As seen from the ratio of the longitudinal relaxation rates versus time (Figures 13), the kinetic index of Eu–1 and Eu–2 are greater than 4740 minutes in the presence of Ca2+, Mg2+, and Zn2+, more than 53 times longer than the half-life of small molecules in vivo. This kinetic index indicates that Eu–1 and Eu–2 did not fall below 80% of their efficacy at this time period, which suggests that these complexes are inert to transmetallation in the presence of Ca2+, Mg2+, and Zn2+ at greater than normal in vivo levels. Interestingly, the values in the presence of Zn2+ appeared to decrease during initial time points and then increase again; however, analysis of variance revealed that all of the data points for Eu–1 and Eu–2 in the presence of Zn2+ are not different (α = 0.01). The stability of these Eu2+-containing complexes is likely due to the effective binding of the cryptand to the metal ion.
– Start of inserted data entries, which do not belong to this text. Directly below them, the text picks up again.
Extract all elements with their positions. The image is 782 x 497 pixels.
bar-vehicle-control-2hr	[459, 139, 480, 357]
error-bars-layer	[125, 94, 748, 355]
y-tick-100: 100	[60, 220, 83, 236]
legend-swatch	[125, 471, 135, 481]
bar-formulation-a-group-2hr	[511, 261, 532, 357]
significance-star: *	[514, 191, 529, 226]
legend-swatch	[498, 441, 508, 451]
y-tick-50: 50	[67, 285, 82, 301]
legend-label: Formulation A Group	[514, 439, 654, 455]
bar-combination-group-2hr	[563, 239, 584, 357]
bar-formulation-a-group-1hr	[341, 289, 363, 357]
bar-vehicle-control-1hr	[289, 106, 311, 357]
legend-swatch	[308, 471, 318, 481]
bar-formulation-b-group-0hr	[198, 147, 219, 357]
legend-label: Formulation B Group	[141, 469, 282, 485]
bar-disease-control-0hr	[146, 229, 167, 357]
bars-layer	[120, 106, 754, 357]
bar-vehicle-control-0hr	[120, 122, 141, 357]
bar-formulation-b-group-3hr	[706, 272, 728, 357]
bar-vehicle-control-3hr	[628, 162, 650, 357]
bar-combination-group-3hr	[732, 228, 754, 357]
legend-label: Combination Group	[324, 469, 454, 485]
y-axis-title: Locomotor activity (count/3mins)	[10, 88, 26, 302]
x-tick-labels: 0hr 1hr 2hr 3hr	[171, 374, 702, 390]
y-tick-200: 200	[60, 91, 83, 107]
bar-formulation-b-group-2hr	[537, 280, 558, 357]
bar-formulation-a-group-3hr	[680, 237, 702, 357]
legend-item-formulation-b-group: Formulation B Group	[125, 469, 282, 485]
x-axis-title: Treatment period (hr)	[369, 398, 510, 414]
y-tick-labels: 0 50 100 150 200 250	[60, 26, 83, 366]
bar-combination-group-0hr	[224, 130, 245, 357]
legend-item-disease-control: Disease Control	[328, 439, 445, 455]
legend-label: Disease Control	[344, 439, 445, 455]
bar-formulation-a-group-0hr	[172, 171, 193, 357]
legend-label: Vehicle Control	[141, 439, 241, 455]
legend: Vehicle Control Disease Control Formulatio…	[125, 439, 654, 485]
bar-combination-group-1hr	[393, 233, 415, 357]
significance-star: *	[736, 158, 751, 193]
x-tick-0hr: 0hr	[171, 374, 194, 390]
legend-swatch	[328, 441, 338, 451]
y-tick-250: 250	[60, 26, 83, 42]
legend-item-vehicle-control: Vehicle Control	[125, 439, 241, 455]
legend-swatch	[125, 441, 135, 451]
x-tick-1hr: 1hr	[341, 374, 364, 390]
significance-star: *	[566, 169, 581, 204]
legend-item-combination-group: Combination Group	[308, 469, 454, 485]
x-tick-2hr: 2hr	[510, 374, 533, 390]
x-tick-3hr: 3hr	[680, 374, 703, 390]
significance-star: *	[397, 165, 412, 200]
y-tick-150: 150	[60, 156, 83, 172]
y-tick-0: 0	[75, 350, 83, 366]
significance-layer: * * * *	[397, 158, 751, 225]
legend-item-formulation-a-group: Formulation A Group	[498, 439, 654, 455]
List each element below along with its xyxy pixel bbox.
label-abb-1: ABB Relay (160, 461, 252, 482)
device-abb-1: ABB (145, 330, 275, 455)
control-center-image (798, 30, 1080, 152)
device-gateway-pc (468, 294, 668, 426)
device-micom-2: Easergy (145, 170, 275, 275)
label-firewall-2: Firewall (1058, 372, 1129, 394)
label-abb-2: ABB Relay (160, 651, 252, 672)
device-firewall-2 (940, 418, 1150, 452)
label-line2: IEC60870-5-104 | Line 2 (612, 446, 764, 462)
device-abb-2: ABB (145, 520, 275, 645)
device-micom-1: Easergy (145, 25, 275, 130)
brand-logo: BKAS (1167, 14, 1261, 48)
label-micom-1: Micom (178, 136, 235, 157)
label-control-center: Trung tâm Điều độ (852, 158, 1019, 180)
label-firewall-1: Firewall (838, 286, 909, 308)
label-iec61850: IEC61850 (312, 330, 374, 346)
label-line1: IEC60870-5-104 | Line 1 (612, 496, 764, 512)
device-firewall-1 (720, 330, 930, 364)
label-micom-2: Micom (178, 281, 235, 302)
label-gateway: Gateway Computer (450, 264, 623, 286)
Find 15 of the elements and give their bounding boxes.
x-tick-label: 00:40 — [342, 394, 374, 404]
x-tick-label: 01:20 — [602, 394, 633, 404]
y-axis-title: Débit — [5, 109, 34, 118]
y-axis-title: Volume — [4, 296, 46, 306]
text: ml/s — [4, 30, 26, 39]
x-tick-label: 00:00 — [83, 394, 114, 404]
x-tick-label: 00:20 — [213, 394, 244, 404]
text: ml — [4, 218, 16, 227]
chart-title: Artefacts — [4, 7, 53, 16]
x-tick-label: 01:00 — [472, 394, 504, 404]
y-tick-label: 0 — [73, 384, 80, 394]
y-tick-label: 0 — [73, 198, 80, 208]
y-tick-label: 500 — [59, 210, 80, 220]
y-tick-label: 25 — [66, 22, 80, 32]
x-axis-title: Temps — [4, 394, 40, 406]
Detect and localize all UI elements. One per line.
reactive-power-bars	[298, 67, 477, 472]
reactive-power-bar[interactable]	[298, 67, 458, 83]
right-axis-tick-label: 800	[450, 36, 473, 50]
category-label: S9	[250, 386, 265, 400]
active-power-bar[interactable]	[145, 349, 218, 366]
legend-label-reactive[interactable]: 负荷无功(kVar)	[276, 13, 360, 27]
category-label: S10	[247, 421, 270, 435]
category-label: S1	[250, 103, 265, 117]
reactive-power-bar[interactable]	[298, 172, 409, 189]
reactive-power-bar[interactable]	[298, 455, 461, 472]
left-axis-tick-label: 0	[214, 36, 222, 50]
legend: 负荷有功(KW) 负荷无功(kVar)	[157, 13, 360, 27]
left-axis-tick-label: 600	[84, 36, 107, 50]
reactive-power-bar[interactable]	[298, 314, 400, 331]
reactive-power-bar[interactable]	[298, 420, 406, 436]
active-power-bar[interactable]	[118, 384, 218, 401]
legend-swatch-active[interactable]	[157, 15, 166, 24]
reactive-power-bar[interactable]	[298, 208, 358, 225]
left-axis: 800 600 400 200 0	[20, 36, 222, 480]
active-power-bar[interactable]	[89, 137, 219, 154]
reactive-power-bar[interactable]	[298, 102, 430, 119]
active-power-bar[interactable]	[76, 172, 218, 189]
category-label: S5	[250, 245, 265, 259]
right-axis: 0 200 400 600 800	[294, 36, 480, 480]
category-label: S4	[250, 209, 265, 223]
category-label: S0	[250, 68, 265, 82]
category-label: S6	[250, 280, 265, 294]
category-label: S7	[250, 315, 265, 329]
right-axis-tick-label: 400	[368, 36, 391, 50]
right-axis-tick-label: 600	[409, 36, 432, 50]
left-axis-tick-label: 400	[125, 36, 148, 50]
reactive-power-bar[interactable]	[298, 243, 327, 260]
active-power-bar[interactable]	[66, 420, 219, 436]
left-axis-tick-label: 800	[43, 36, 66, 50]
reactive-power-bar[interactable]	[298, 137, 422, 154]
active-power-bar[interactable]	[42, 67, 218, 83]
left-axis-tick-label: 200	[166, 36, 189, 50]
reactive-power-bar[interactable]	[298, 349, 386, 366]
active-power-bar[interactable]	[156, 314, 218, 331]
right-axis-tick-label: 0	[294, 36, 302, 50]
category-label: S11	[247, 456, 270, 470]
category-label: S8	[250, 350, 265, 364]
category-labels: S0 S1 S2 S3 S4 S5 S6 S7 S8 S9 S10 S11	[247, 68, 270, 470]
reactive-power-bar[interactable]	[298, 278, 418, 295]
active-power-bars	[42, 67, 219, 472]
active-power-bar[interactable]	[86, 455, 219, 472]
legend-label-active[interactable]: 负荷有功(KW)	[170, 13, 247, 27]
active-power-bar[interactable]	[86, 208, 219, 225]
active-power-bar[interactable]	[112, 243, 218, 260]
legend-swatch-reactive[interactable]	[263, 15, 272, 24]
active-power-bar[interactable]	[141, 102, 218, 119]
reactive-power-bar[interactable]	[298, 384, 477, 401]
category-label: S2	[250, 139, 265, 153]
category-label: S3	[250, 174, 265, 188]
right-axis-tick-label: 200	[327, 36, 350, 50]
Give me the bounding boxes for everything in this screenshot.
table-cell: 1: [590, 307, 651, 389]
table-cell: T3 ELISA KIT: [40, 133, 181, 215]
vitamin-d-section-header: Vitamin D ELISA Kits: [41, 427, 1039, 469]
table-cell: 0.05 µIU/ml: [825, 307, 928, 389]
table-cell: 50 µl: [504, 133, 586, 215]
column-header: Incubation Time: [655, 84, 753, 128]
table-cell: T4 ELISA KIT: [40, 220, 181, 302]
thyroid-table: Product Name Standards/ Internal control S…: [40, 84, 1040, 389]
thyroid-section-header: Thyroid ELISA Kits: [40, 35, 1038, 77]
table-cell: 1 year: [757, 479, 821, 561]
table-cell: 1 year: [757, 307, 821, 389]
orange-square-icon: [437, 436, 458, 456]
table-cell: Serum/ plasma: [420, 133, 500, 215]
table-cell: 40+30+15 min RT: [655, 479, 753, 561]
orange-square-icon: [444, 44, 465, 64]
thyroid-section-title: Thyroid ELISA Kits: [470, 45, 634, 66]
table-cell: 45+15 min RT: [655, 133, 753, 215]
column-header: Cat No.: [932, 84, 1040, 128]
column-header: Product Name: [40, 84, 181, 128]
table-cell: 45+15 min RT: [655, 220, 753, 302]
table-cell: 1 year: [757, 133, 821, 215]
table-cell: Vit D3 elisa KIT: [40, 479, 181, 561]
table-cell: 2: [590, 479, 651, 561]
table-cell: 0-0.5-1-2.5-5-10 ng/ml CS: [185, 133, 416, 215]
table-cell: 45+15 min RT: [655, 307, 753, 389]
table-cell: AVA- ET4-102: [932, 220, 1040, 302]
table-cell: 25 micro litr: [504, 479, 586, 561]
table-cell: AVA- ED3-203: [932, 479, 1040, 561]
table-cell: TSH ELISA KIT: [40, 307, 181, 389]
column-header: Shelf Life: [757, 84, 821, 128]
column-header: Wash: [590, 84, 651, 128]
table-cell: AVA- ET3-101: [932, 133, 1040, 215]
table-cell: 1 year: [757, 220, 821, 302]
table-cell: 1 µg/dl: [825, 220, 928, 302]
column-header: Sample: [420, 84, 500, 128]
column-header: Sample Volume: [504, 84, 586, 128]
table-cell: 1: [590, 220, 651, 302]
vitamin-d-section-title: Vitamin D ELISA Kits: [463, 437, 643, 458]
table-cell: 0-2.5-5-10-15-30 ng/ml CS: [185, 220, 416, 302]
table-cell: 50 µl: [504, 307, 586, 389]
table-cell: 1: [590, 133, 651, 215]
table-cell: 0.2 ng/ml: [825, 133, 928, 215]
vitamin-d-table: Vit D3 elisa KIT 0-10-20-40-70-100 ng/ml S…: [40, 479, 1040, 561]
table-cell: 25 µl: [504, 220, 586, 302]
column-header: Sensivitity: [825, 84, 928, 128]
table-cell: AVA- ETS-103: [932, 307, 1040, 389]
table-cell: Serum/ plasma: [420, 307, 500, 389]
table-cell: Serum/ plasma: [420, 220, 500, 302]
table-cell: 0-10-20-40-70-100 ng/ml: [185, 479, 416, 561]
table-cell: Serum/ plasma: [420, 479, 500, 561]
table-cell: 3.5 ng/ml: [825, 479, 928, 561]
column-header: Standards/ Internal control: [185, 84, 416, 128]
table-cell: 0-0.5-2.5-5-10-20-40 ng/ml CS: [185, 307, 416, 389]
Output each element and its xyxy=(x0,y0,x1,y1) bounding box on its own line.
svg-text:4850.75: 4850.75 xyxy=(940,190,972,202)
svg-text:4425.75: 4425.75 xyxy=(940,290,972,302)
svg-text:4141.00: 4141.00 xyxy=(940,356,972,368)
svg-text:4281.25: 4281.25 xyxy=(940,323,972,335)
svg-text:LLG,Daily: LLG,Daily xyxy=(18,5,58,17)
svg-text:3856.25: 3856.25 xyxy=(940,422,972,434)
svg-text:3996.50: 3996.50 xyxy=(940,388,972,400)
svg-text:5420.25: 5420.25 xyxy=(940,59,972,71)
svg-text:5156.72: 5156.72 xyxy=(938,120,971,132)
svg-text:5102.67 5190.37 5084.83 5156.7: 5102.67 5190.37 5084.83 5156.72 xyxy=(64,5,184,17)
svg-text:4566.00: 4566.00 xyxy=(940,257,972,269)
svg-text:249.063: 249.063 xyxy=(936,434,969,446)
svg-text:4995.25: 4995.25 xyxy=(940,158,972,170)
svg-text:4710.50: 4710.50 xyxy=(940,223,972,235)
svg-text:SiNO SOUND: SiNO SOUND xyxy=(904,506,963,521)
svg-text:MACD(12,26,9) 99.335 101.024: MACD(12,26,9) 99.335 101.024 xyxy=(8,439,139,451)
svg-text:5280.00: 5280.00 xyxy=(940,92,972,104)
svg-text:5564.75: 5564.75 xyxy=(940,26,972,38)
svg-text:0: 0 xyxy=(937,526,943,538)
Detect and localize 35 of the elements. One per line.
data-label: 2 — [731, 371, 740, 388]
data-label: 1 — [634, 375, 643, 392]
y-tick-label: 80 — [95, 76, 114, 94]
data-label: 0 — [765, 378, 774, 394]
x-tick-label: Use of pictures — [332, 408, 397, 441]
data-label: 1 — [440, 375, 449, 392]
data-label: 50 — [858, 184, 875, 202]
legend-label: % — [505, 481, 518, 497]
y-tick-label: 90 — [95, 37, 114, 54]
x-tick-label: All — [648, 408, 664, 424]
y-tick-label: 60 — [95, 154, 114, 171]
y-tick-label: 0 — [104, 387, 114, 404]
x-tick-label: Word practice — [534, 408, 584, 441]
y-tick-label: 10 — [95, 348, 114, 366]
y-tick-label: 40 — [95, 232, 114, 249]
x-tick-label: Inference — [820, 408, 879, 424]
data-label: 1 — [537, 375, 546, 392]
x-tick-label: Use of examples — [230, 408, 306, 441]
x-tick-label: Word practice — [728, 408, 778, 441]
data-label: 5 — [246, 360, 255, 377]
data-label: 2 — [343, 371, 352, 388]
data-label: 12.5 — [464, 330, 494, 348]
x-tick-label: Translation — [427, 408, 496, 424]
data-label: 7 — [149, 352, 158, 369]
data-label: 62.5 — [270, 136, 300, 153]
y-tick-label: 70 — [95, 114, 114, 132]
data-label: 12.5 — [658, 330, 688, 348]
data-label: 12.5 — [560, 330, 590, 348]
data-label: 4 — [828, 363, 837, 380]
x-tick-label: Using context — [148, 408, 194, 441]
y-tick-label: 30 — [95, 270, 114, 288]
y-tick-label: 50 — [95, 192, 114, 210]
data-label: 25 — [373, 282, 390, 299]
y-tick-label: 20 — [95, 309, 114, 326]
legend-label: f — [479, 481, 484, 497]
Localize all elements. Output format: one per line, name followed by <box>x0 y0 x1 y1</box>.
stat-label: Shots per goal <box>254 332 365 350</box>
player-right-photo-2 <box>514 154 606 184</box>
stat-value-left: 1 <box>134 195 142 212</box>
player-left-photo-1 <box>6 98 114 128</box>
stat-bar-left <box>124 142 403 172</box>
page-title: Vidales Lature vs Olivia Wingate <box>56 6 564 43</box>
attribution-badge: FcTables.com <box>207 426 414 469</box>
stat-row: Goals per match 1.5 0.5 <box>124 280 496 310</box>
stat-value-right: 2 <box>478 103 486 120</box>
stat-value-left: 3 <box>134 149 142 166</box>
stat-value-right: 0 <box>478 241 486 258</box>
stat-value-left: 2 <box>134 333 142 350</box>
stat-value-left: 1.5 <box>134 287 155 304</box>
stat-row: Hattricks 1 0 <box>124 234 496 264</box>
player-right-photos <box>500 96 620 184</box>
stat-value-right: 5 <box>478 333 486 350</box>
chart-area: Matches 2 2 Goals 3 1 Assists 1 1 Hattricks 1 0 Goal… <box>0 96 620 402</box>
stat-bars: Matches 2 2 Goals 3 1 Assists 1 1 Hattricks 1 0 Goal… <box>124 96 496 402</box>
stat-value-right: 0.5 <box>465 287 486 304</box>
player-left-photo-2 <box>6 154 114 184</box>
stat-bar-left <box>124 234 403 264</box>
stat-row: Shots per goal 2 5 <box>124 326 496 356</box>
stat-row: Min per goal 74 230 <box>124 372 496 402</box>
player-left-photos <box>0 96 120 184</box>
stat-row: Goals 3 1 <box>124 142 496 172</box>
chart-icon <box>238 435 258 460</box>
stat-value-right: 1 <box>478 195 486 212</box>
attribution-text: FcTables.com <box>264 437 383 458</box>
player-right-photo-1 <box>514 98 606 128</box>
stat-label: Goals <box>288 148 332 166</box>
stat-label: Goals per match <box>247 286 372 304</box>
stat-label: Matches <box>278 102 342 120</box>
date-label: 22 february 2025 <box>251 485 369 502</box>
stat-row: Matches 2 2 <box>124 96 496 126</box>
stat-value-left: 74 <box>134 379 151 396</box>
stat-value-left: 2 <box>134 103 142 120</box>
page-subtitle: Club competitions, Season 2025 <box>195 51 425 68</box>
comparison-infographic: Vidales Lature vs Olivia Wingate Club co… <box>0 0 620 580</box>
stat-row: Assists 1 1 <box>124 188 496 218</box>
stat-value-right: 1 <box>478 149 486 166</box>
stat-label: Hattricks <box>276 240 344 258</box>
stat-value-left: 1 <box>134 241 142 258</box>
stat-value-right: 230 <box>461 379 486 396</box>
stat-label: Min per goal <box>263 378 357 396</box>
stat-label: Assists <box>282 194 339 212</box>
While Eu–1 and Eu–2 showed stability towards transmetallation in the presence of endogenous metal ions, precipitates were observed as soon as PBS was added to Eu–3 and Eu–4, consequently, these data are not included in Figures 13. This observation suggests of a weaker interaction between Eu2+ and the amide-containing cryptands 3 and 4 relative to cryptands 1 and 2. A further decrease in the longitudinal relaxation rate was observed in the presence of Ca2+, Mg2+, and Zn2+. Studies with cryptands 3 and 4 were stopped once the longitudinal relaxation rate fell below 80% of the initial value.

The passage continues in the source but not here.